JJ Sullinger

Personal information
- Born: October 5, 1982 (age 43) Columbus, Ohio, U.S.
- Listed height: 6 ft 6 in (1.98 m)
- Listed weight: 196 lb (89 kg)

Career information
- High school: Thomas Worthington High School
- College: Ohio State
- NBA draft: 2006: undrafted
- Playing career: 2006–2010
- Position: Small forward
- Number: 0

Career history
- 2006–2007: Indiana Alley Cats
- 2007: Talk 'N Text Phone Pals
- 2007: Śląsk Wrocław
- 2008: Leuven Bears
- 2008: Guindas de Nogales
- 2008: Panthers Fürstenfeld
- 2008–2009: Albany Patroons
- 2009: Coca-Cola Tigers
- 2010: Guindas de Nogales
- 2010: Heilongjiang Sky Lions

= JJ Sullinger =

American basketball player (born 1982)

James Todd Sullinger Jr. (October 5, 1982) is a former American professional basketball player.

==Playing career==

=== College ===
Sullinger played college ball for Ohio State Buckeyes.

=== Professional ===

==== CBA ====
Sullinger first played for Indiana Alley Cats.

==== First PBA stint ====
He played as an import for Talk 'N Text Phone Pals, and brought the team into the 2007 Fiesta Conference finals, but lost to Alaska Aces in seven games.
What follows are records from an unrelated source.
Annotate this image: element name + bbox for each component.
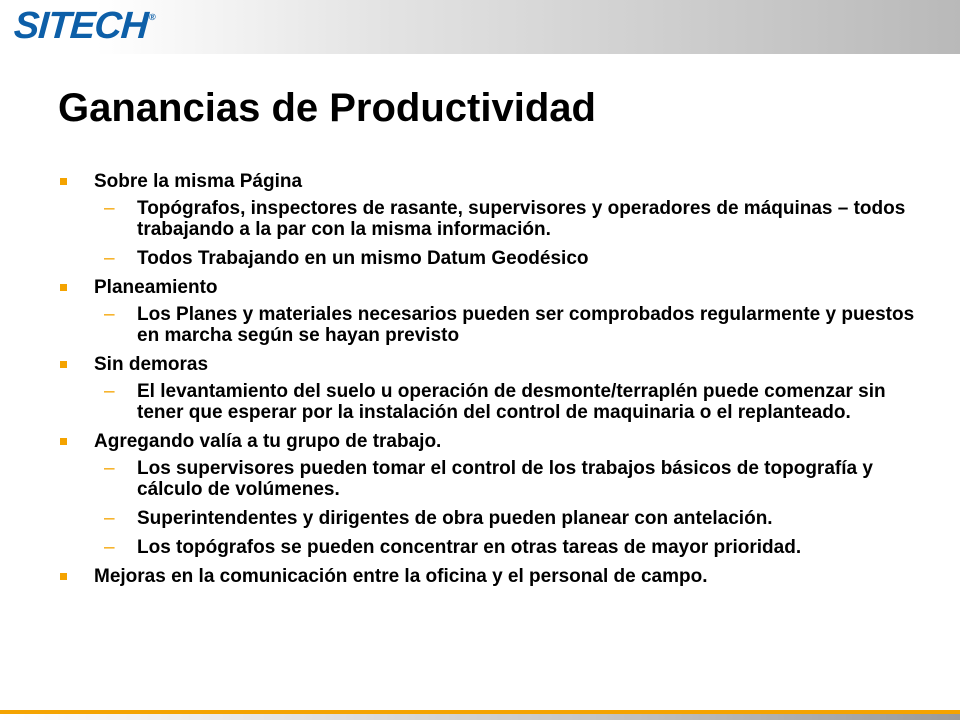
dash-bullet-icon: – (104, 508, 115, 529)
bullet-item: Sobre la misma Página (60, 171, 920, 192)
sub-bullet-item: – El levantamiento del suelo u operación de desmonte/terraplén puede comenzar sin tener que esperar por la instalación del control de maquinaria o el replanteado. (104, 381, 886, 423)
dash-bullet-icon: – (104, 381, 115, 402)
slide-title: Ganancias de Productividad (58, 86, 596, 130)
dash-bullet-icon: – (104, 537, 115, 558)
bullet-item: Agregando valía a tu grupo de trabajo. (60, 431, 920, 452)
sitech-logo: SITECH® (12, 5, 156, 47)
square-bullet-icon (60, 361, 67, 368)
footer-band (0, 714, 960, 720)
dash-bullet-icon: – (104, 198, 115, 219)
square-bullet-icon (60, 573, 67, 580)
square-bullet-icon (60, 178, 67, 185)
dash-bullet-icon: – (104, 304, 115, 325)
bullet-item: Mejoras en la comunicación entre la oficina y el personal de campo. (60, 566, 920, 587)
dash-bullet-icon: – (104, 458, 115, 479)
bullet-item: Planeamiento (60, 277, 920, 298)
sub-bullet-item: – Los topógrafos se pueden concentrar en otras tareas de mayor prioridad. (104, 537, 802, 558)
sub-bullet-item: – Todos Trabajando en un mismo Datum Geodésico (104, 248, 589, 269)
bullet-list (60, 171, 920, 593)
sub-bullet-item: – Superintendentes y dirigentes de obra pueden planear con antelación. (104, 508, 773, 529)
sub-bullet-item: – Los supervisores pueden tomar el control de los trabajos básicos de topografía y cálculo de volúmenes. (104, 458, 873, 500)
square-bullet-icon (60, 438, 67, 445)
square-bullet-icon (60, 284, 67, 291)
sub-bullet-item: – Topógrafos, inspectores de rasante, supervisores y operadores de máquinas – todos trabajando a la par con la misma información. (104, 198, 906, 240)
bullet-item: Sin demoras (60, 354, 920, 375)
dash-bullet-icon: – (104, 248, 115, 269)
sub-bullet-item: – Los Planes y materiales necesarios pueden ser comprobados regularmente y puestos en marcha según se hayan previsto (104, 304, 915, 346)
In the seventh game, Sullinger missed a three-point shot that can send the game into overtime.

==== Europe ====
He played for teams like Śląsk Wrocław, Leuven Bears, and Panthers Fürstenfeld.

==== Return to PBA ====
He returned to the Philippines, this time playing for Coca-Cola Tigers for the 2009 Fiesta Conference. In his time with the Tigers, he was fined P20,000 by Commissioner's Office due to a flagrant foul penalty two on then-Barako Bull player Jeff Chan.